We eventually parted our embrace, staring and unable to stop ourselves from laughing as we both revelled in the entirely mundane soundscape. “I hear an owl, far away,” she whispered reverently. Suddenly, she took my hands in hers. “Let’s… listen,” she said in a hush. And we did, walking along the path for what seemed like an age. The croak of frogs, the murmur of cars driving down streets beyond the trees that concealed the city in the distance. There was a true wonderment in the way she smiled every time the noises died down for a moment, to allow the empty silence to resonate.

Finally we wound our way back to my apartment, delighting in every tiny echo of our footsteps along the weathered cement. We embraced again in front of my door. “Thank you,” I said, and she shook her head. “I should be thanking you,” she laughed. A silence passed between us, our eyes locked, and then she averted her gaze to look down the empty road. A fear flashed across my mind then – fear that when she was no longer with me, the hum would return. When she turned to leave, a hundred questions that I wanted to ask suddenly surfaced in my mind, but all were paralyzed by that fear. I stood by my door and watched her figure grow smaller in the distance, and she looked over her shoulder to give me one last smile before she seemed to melt into the darkness down the road. The noise did not return. And I stood alone, hearing the quiet buzz of the lightbulb above my head, staring down that deserted road.

I unlocked the door and headed up the stairs, entering the wondrously still air of my quiet apartment. The floorboards creaked beneath me, and I could even hear the soft percussion of my palm against the wall, as I leaned on it to remove my shoes. I made my way to the bathroom, splashing water on my face and rubbing at my eyes. I towelled off, then looked at myself in the mirror. I could not help smiling at myself.

I made my way to my bedroom, flicked on my bedside table lamp, and propped myself up against the headboard. I reached over to the window and tapped the glass experimentally, listening to the tiny ringing noise my fingernail elicited. I pushed my hands around on the bedsheets, the rustling of fabric a sound for sore ears. I stopped for a moment and laughed at the strangeness of the act, feeling for all the world like a newborn exploring an alien, unfamiliar world.

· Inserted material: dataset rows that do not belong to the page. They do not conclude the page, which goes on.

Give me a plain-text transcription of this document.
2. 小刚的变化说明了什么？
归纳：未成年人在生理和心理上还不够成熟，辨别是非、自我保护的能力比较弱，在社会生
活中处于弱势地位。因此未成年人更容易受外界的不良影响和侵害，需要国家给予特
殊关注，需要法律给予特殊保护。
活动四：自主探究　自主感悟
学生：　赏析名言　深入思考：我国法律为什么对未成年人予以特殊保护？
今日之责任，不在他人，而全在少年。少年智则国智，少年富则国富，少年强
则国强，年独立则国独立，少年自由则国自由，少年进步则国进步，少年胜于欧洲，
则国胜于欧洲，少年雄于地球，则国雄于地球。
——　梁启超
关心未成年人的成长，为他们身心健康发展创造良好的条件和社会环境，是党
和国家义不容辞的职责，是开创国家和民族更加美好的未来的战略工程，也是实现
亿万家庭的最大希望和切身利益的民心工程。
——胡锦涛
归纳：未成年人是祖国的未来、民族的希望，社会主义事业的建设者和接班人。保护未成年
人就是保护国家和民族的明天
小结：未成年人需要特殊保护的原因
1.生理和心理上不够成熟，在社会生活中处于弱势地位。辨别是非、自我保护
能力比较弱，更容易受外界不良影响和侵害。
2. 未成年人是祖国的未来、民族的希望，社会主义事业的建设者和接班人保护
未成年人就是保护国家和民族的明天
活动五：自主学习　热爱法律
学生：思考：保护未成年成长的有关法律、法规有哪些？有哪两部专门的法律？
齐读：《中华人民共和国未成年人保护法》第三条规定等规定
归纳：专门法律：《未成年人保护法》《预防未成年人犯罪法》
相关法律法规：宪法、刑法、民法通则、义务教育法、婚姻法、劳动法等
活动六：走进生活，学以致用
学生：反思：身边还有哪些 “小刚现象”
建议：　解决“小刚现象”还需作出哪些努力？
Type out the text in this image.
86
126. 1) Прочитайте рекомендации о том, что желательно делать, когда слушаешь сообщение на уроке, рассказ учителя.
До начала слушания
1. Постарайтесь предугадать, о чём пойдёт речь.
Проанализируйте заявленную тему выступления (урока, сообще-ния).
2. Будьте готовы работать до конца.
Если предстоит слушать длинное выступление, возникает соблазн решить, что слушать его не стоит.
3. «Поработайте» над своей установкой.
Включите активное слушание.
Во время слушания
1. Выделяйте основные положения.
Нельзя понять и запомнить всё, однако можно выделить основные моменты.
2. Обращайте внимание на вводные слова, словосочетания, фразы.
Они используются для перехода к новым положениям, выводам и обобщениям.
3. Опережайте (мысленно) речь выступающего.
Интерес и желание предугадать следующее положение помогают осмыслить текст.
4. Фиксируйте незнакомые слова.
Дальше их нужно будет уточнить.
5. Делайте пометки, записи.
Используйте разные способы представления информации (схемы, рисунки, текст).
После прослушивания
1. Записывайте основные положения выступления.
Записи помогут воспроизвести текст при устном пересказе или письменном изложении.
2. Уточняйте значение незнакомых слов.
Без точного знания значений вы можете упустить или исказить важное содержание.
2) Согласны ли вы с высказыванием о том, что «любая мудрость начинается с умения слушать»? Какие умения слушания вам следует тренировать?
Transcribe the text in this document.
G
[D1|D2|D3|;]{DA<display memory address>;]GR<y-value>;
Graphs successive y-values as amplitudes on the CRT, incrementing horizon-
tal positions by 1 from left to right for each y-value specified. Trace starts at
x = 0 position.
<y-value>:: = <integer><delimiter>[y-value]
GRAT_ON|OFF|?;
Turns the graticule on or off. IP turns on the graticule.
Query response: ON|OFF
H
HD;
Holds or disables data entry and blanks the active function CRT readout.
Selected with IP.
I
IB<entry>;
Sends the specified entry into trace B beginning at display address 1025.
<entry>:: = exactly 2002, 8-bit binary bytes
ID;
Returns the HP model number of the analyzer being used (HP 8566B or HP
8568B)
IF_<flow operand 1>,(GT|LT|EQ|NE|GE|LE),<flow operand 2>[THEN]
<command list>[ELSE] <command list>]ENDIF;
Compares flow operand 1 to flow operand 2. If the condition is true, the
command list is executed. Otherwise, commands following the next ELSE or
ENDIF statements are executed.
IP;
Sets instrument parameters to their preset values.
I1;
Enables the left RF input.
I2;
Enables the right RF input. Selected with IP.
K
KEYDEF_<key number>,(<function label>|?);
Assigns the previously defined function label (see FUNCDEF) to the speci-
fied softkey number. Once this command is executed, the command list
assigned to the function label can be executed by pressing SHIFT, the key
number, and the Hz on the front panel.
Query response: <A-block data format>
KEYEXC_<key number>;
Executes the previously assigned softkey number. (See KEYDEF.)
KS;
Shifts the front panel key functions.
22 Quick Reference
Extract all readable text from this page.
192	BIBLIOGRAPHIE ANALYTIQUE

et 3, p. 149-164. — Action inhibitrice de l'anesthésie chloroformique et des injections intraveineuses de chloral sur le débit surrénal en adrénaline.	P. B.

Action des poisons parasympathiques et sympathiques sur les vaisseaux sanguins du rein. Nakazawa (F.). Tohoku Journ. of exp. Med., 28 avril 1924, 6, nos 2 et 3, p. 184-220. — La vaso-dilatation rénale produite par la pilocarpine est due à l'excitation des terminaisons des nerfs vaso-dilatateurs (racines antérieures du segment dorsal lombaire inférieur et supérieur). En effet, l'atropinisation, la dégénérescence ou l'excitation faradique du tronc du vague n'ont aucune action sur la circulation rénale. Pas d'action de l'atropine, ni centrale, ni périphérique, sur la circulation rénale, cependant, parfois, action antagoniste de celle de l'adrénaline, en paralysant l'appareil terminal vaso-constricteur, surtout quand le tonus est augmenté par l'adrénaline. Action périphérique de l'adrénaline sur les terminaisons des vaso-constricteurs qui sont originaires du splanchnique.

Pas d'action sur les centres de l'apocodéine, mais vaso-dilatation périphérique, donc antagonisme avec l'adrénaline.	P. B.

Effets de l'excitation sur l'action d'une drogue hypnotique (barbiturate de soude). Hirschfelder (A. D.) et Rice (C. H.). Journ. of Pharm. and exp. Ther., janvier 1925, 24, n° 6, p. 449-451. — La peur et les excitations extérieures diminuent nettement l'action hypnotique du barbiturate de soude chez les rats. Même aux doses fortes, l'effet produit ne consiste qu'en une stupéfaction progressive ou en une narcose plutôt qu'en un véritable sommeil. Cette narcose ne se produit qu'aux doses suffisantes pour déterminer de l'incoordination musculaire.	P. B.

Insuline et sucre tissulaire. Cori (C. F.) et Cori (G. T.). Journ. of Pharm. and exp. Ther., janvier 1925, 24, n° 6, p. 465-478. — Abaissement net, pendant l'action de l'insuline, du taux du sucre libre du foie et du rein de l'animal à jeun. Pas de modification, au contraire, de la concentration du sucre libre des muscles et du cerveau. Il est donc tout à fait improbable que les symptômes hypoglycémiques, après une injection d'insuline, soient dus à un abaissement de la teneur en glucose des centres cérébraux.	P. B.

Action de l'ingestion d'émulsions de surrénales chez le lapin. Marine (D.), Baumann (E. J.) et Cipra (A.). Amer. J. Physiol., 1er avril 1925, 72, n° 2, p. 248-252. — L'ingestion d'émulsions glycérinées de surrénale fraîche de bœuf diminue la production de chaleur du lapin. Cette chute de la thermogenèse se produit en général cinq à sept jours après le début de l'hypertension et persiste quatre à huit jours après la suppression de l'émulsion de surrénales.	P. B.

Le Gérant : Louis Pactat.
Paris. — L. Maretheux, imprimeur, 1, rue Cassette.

I grabbed the book I had laying on the floor beside my bed, and leafed through the pages, finding my place in a chapter I had been struggling to concentrate on for the past few days. I sighed, leaning heavily into the pile of pillows behind me, and it was then that I felt it – something shifted suddenly, beneath the skin on my forehead. Something round. Something large. And it started to itch.